Taking a break from all of the complex story though, I thought it might be good to mention that the voice acting was done very well, and the character emotion animations were also excellent just in case that it affects your choice to buy the game. I also really enjoyed the background music for each section, and I especially think that the musical queues were well crafted. I know very little if anything about music and its creation, but sections of story that felt particularly epic were accompanied by appropriate music, and moments of achievement were just as satisfying as opening a crucial chest in nearly every Zelda game. Impact sounds of weapons slashing, clashing, bashing, or mashing are very satisfying and really gives you the feeling of eviscerating an opponent. Some of the magical sound effects were slightly more repetitive and I’m not sure why, though they still sounded authentic.
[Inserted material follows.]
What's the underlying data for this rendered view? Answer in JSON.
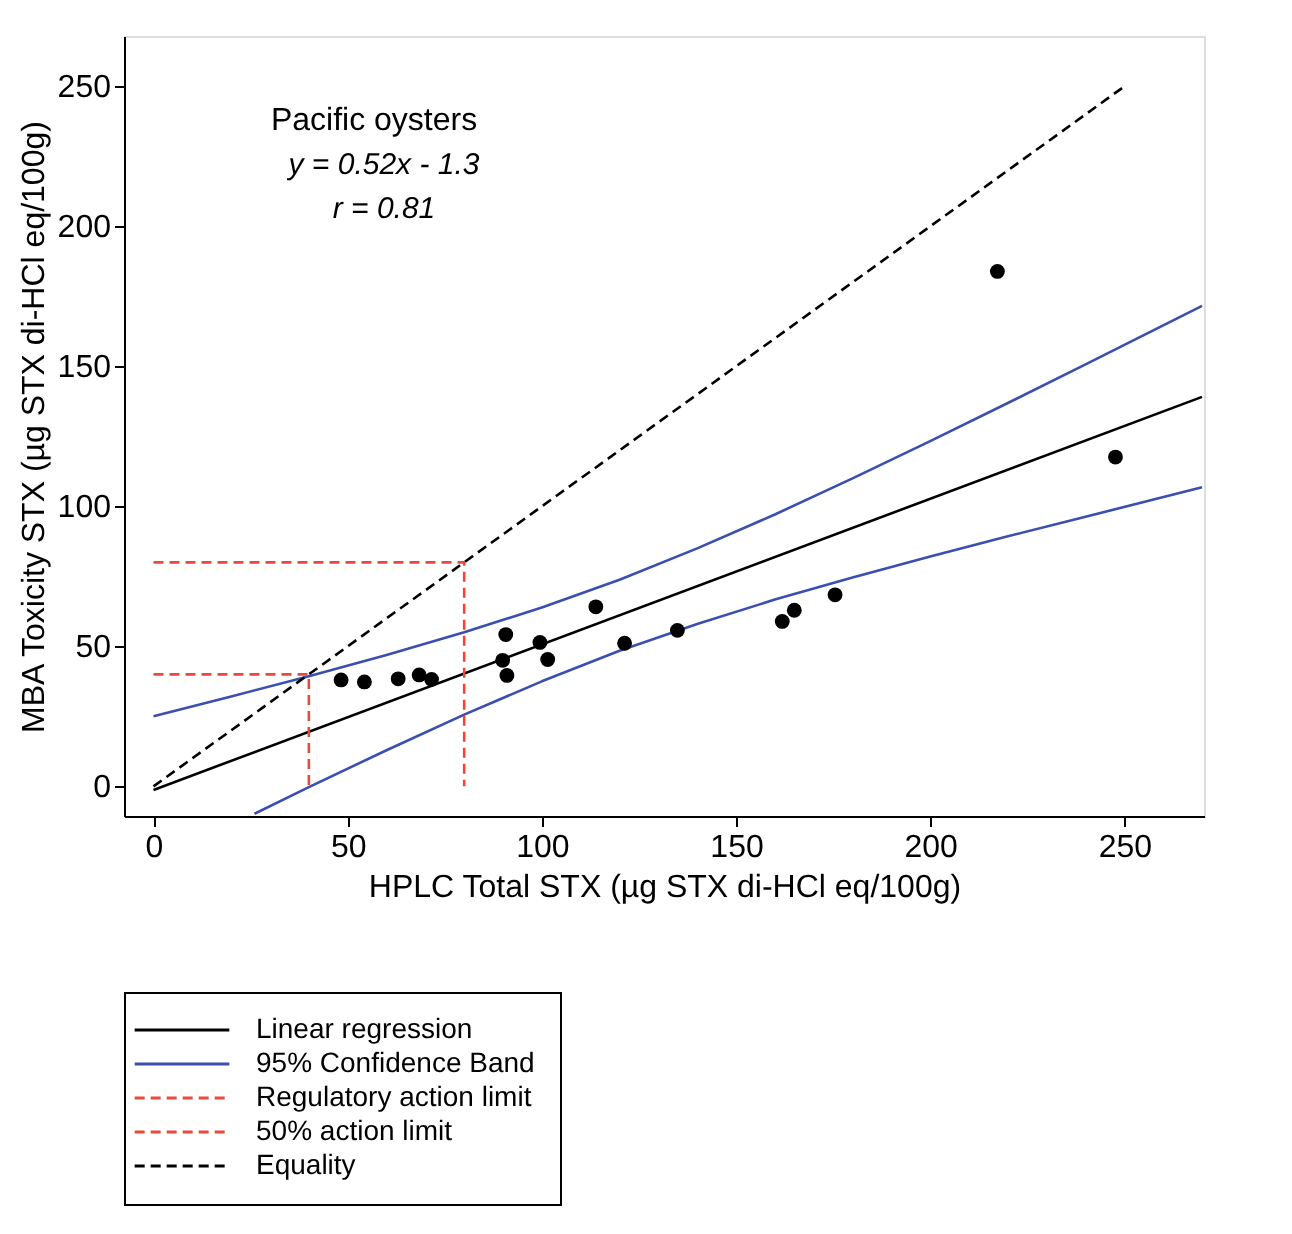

As far as innovations go, the game was absolutely stuffed with them. Firstly, everything was very much streamlined and user-friendly. The new local area quest hubs made it so that massive groups of people didn’t crowding around a single person making it impossible to pick up or turn in the mission. In fact, I found Guild Wars 2 to have a relatively troll free environment and I might’ve figured out why. Because there is no subscription payment every month, the Guild Wars 2 team is less worried about retaining the monthly payments and far more likely to kick or ban people from the game. It’s just a theory though.

The game wasn’t flawless of course even though being relatively troll free is a big plus. While progressing through the game, I often felt like I was under level by the time I finished off an area. There are several workarounds for this though. Pretty much everything in the game gives you experience, even partially completing achievements, crafting skills, exploring, or doing one of the dozens of events in available in every zone. If that bores you, just going to another zone and level there because there are multiple areas for each level bracket allowing the player to experience even more content. Also, as long as you’re leveling in the appropriate areas, the difficulty of leveling from seventy nine to eighty is the same difficulty as leveling from one to two. The pace of leveling is very reasonable and you’re never stuck in one location for long. I will give special props to the environmental concepts and designs. They were well executed and I was never bored traveling from one location to another especially when you never knew if you were going to be fighting on a lush green field, swimming under water with giant sharks, or climbing mountains in the frozen north. The lack of creature diversity in those areas was a little bit of a downer though. I felt especially cheated when they used the same models for undead and “marked” beings as the player base models. Yes, they did use some modified models for abominations and champions, but overall it was a bit of a letdown. The biggest eyesore in this game, for me anyway, was the absurd level of art asset clipping that occurred when the designers made some portions of the city levels. Buildings blatantly overlap one another and certain pieces were placed where they were not intended to go. I’ve seen similar mistakes in beginning level design classes where students get lazy with trying to find the correct art asset in the UDK or Unity static mesh library and just slap any old mesh there instead. Some examples are sets of stairs leading into walls, wall corners disappearing into other static meshes, etc. These flaws haven’t been obstructive or anything to the pacing of the game, but the mistakes seem very amateur and they stand out simply because the team did such an excellent job with the rest of the game.